MOVIMENTO

De Evo ao Pachakutik: o que o Brasil pode aprender sobre política indígena

Partidos fortes, união com movimentos de base e plurinacionalidade são alguns dos trunfos de indígenas no Equador e na Bolívia, onde os povos originários alcançaram o protagonismo na política
Por Juan Ortiz / Publicado em 19 de julho de 2023

Foto: Jonathan Miranda/ Presidência do Equador

Cerimônia ancestral e posse que confiou a Guillermo Lasso o bastão de mando, símbolo da cosmovisão andina e de representatividade da autoridade máxima do Equador, onde o protagonismo passa pelo Movimento Pachakutik

Foto: Jonathan Miranda/ Presidência do Equador

Enquanto o Brasil ainda sonha com uma bancada do cocar no Congresso Nacional, onde direitos indígenas são constantemente atropelados, outros países da América Latina estão décadas à frente em representatividade dos povos originários no parlamento. Desde 1995, o Movimento de Unidade Plurinacional Pachakutik reúne as lutas políticas dos povos originários no Equador e, nas eleições de 2021, elegeu 26 parlamentares. Nos anos 2000, o aimará Evo Morales foi o primeiro presidente indígena da Bolívia e impulsionou o processo constituinte que transformou o país em um Estado plurinacional.

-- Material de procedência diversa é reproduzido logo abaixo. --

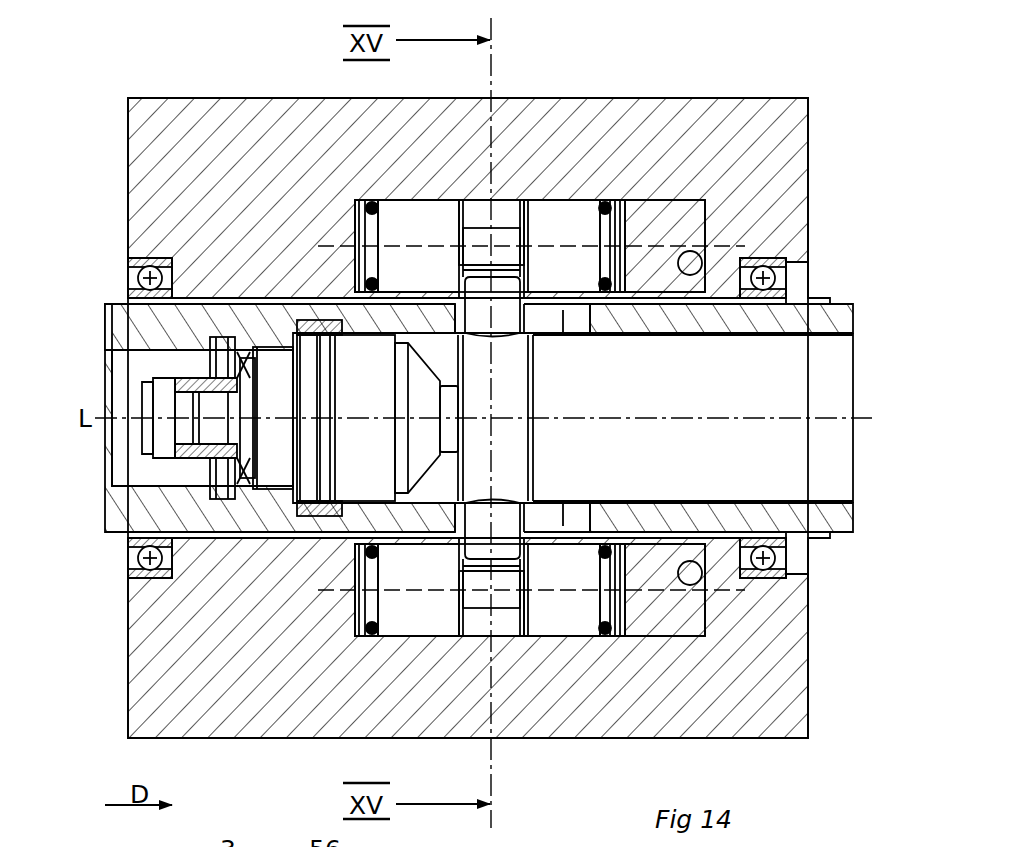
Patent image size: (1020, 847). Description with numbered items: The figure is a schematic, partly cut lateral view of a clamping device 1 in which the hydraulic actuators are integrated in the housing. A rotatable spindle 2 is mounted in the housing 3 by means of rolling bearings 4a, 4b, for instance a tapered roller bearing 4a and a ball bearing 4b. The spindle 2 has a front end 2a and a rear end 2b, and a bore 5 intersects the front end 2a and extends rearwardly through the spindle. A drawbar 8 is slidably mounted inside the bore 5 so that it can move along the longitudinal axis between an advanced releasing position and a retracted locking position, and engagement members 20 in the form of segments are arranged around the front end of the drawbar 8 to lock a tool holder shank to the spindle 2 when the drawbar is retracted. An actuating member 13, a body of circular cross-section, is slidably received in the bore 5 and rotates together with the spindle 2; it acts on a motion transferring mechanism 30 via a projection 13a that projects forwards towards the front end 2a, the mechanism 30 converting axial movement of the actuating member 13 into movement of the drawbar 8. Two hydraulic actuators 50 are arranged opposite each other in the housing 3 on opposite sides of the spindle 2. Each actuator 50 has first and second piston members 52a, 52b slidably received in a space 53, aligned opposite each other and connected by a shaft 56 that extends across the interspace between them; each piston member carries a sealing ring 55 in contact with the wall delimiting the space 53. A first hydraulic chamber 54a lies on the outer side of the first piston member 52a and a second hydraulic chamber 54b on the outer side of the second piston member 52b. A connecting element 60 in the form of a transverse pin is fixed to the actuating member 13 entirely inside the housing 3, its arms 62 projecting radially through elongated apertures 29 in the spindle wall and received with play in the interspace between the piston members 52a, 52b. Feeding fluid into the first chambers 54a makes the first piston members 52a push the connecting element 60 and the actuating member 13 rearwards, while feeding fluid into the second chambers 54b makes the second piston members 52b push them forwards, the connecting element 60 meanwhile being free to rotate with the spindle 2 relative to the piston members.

The clamping device 1 is at (672, 82).
The spindle 2 is at (110, 523).
The front end 2a is at (113, 296).
The rear end 2b is at (834, 296).
The housing 3 is at (162, 105).
The rolling bearing 4a is at (145, 558).
The rolling bearing 4b is at (780, 555).
The bore 5 is at (125, 363).
The drawbar 8 is at (185, 432).
The actuating member 13 is at (513, 432).
The projection 13a is at (445, 410).
The engagement members 20 is at (190, 376).
The apertures 29 is at (557, 325).
The motion transferring mechanism 30 is at (380, 506).
The hydraulic actuators 50 is at (720, 214).
The first piston member 52a is at (440, 208).
The second piston member 52b is at (553, 207).
The space 53 is at (497, 238).
The first hydraulic chamber 54a is at (366, 204).
The second hydraulic chamber 54b is at (658, 282).
The sealing ring 55 is at (377, 208).
The shaft 56 is at (512, 240).
The connecting element 60 is at (525, 302).
The arms 62 is at (478, 292).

O Equador ainda pode eleger seu primeiro presidente indígena neste ano: Yaku Pérez, da coalizão Claro que se puede. O advogado ambientalista do povo Cañari já ficou em terceiro lugar na última disputa presidencial, perdendo a vaga ao segundo turno por apenas 32 mil votos. Com a dissolução do Congresso em maio por decreto do presidente Guillermo Lasso, novas eleições gerais extraordinárias foram convocadas para agosto. Por enquanto, Pérez aparece em segundo lugar nas pesquisas e já recebeu apoio do Pachakutik e de outros três partidos.

Apesar das diferenças culturais, os exemplos equatoriano e boliviano dão pistas de como é possível fortalecer o movimento indígena dentro e fora da política institucional, para garantir a sobrevivência das culturas originárias.

A voz das ruas

Foto: Conselho Nacional Eleitoral

Yaku Pérez pode ser eleito o primeiro presidente indígena do Equador

Foto: Conselho Nacional Eleitoral

No Equador, quando o preço dos combustíveis aumenta, os indígenas lideram grandes manifestações populares. Quando um projeto petrolífero ameaça a Amazônia, também. Se direitos trabalhistas são atacados ou se o desemprego e a violência estiverem em alta, o governo já pode se preparar.

Não faltam motivos para convocar greves e protestos, e toda essa capacidade de mobilização é puxada pela Confederação das Nacionalidades Indígenas do Equador (Conaie), que aglutina as demandas dessa população. Desde os anos 1990, a Conaie lidera manifestações contra os governos de turno.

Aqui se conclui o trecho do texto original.